Le concept de résilience suggère une autre façon d'être, une attitude particulière par rapport à la vie. La résilience encourage non seulement à faire face aux difficultés de façon positive, mais à y plonger les yeux ouverts, avec réalisme, avec du soutien et sans dramatisation. Elle nous invite à nous réconcilier avec le mouvement de la vie, avec ses surprises, ses joies, ses aléas et ses vents contraires. La résilience nous apprend à nous servir des situations traumatisantes comme des leviers de transformation personnelle. Elle nous redonne espoir et nous permet d'accéder de nouveau à notre pouvoir personnel et donc au contrôle que nous avons au moins sur nous-même.

Selon Boris Cyrulnik "Notre histoire n'est pas un destin. Ce qui est écrit ne l'est pas pour longtemps. Ce qui est vrai aujourd'hui ne le sera plus demain car les déterminismes humains sont de courte échéance. Nos souffrances nous contraignent à la métamorphose et nous espérons toujours changer notre manière de vivre." Ainsi, si l'on arrive à trouver les conditions qui favorisent la résilience dans cet "après" qui nous attend, il existera alors une possibilité de réparation.
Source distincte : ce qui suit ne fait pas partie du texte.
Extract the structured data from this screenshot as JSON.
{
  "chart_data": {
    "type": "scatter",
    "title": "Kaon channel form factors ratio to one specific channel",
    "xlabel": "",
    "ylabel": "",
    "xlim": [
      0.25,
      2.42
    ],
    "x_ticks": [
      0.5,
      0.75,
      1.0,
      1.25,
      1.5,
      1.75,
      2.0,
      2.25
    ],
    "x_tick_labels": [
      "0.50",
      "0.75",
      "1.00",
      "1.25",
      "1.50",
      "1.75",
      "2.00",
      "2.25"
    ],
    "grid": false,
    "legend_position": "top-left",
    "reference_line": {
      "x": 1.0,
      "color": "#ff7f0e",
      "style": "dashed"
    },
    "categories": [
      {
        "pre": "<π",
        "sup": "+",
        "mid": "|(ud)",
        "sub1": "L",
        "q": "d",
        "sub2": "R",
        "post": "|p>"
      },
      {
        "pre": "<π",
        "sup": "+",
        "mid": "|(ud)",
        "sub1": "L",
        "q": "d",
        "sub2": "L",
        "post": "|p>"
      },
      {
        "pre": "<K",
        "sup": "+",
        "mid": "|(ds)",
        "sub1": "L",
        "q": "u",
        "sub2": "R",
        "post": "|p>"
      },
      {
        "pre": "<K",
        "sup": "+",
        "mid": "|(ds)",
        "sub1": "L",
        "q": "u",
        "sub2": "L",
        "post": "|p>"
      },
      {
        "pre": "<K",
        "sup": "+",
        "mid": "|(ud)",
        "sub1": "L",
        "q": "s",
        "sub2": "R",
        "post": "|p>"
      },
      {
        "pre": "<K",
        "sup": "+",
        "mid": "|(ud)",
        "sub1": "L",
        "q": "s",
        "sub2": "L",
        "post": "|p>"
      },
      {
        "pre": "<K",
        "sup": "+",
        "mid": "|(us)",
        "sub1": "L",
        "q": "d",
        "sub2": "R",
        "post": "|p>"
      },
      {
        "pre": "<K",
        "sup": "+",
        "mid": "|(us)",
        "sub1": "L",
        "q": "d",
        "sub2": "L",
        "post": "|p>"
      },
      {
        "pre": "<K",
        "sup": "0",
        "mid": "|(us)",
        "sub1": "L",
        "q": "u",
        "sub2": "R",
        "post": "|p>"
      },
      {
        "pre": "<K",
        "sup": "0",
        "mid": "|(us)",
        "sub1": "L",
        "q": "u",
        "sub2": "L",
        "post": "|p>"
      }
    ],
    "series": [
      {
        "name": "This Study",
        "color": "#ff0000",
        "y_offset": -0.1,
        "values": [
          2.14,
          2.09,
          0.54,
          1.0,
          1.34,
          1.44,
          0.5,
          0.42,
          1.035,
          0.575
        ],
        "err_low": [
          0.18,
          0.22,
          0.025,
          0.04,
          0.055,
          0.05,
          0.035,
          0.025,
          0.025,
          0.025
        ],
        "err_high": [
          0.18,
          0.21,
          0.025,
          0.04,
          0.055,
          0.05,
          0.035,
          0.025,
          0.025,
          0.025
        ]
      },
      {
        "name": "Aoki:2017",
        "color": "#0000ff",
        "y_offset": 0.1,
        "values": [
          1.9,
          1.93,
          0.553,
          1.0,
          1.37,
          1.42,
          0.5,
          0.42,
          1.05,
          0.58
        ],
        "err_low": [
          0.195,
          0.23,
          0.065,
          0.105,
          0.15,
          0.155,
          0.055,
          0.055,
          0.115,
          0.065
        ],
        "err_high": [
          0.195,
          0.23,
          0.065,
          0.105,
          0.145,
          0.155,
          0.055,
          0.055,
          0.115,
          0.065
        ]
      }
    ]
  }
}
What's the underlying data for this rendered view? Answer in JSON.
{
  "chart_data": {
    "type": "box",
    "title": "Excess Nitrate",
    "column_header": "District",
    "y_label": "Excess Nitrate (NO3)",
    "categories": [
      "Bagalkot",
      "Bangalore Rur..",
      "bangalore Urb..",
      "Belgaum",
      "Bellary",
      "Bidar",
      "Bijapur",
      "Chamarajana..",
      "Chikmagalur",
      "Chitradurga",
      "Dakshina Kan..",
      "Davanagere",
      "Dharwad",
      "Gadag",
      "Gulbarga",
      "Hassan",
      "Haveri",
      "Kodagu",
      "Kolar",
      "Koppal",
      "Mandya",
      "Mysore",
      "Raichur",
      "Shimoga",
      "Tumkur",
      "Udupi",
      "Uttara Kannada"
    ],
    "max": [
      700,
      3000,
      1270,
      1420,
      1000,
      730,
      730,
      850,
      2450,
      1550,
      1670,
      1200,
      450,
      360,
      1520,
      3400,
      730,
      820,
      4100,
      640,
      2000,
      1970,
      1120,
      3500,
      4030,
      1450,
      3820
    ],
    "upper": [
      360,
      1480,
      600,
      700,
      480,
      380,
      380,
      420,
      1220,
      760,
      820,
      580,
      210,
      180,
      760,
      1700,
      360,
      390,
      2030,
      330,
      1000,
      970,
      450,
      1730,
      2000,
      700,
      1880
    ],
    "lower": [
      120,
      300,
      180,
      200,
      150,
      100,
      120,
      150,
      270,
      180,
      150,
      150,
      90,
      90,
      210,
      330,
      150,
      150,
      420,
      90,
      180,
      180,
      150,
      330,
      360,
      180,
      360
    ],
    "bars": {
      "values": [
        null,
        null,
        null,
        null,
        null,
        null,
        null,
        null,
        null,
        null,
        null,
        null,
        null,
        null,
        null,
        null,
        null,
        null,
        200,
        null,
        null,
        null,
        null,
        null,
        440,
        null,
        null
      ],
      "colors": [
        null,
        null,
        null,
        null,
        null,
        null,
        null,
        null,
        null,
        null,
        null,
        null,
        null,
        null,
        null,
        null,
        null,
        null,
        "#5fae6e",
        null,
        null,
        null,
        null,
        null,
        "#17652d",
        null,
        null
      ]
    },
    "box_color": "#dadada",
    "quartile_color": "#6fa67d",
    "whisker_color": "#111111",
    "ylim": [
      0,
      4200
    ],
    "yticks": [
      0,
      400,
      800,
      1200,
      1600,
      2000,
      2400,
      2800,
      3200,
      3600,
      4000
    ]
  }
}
Donc l'après peut être plein de force et plein d'espoir pour un avenir meilleur qui nous permettra de tirer les leçons de cette épreuve dramatique, à la condition que l'on soit capable d'en faire quelque chose, à la condition que cela ne nous grandisse en tant personne, à la condition que cela nous permettre de grandir en tant que collectif comme de société. "L'après", ce sera cela aussi!